Lacker, an inflation hawk who has consistently opposed mortgage-backed securities purchases by the central bank, said the process of getting out of the market could be initiated by reinvesting the principal from maturing mortgage bonds into the Treasury market.
After slashing official interest rates to effectively zero in late 2008, at the height of a global financial crisis, the Fed is on track to buy over $3 trillion in securities in an effort to bolster an anemic recovery.
While he admitted that the recent growth record had been disappointing, Lacker said a 2 percent growth rate was pretty good considering all the challenges facing the economy.
Asked about a recent decline in inflation to around half the Fed’s 2 percent target, Lacker said the dip was likely transitory. He said he was not worried about adverse reaction on Wall Street from an eventual curtailing of the Fed’s asset purchases.

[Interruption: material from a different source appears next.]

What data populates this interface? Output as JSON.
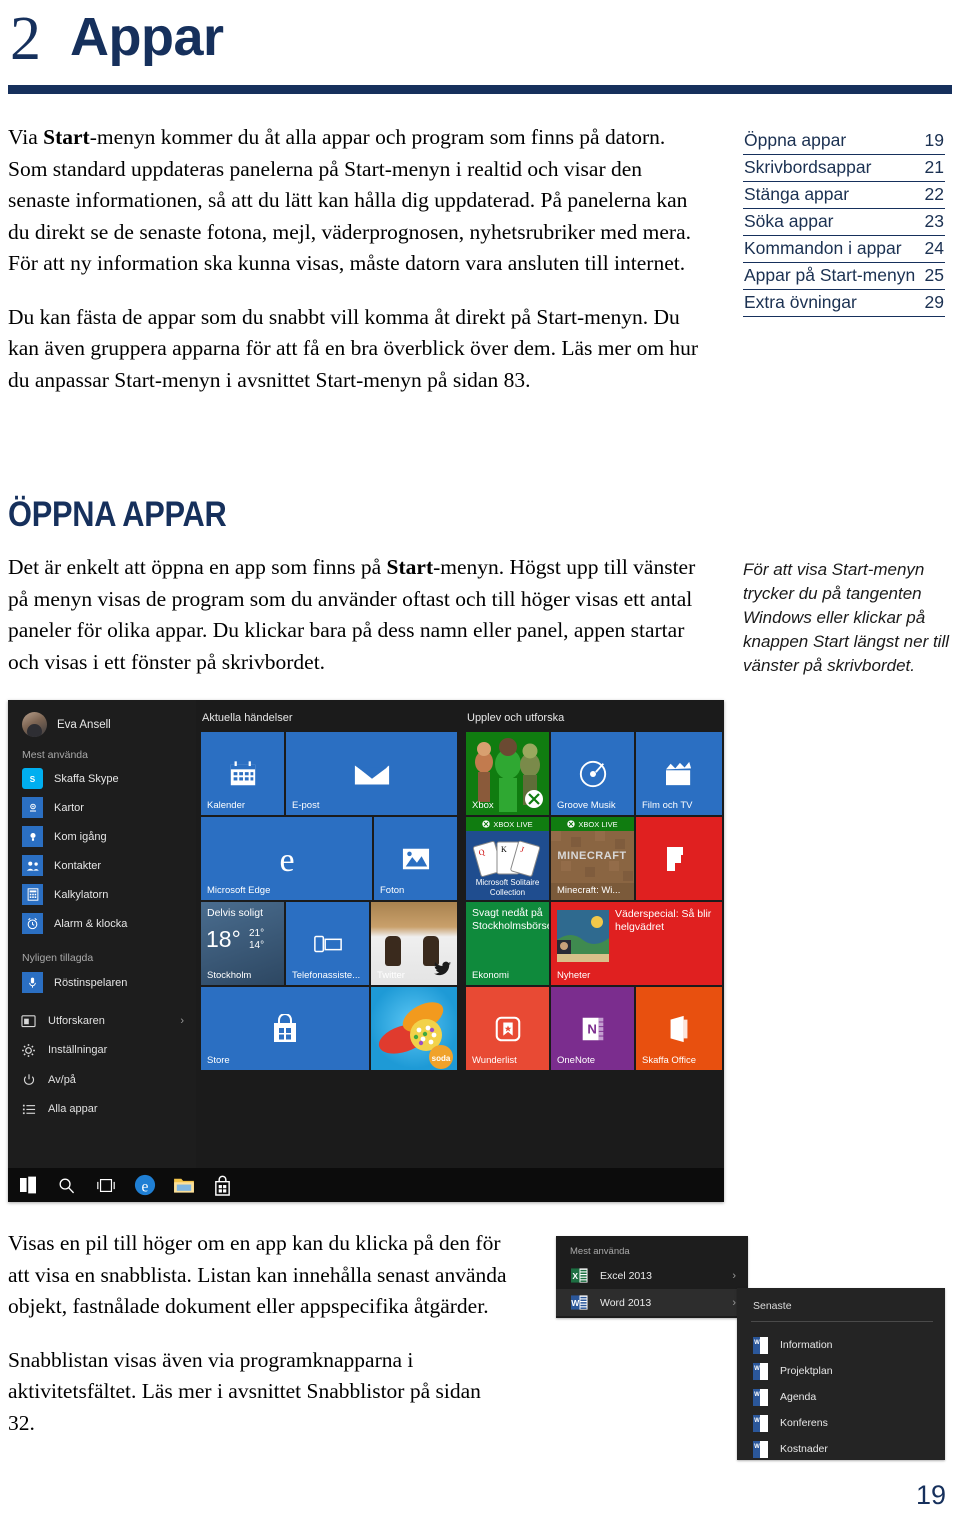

The Fed said earlier this month it could either boost or reduce its current monthly pace of $85 billion in asset buys.
“I don’t see any effective constraints on our ability to reduce the pace of asset purchases without undue market reaction,” Lacker said following an economic outlook speech that largely echoed remarks made on May 3.
U.S. economic growth continues to sputter along in fits and starts, rebounding to a 2.5 percent annual clip in the first quarter following a very weak end to 2012. The jobless rate has come down from a crisis peak of 10 percent in late 2010 to its current 7.5 percent. The Fed pledged in December to keep buying bonds until it saw substantial improvement in the outlook for U.S. employment.
Lacker said he was not worried about the threat of higher inflation for now, but believes the Fed’s unconventional policy measures raise the risk of quicker price growth down the line.
“Inflation doesn’t take care of itself - it requires some attention from a central bank,” he said. “The inflation outlook looks good now, but I think there are risks to the inflation outlook a couple of years ahead of us.”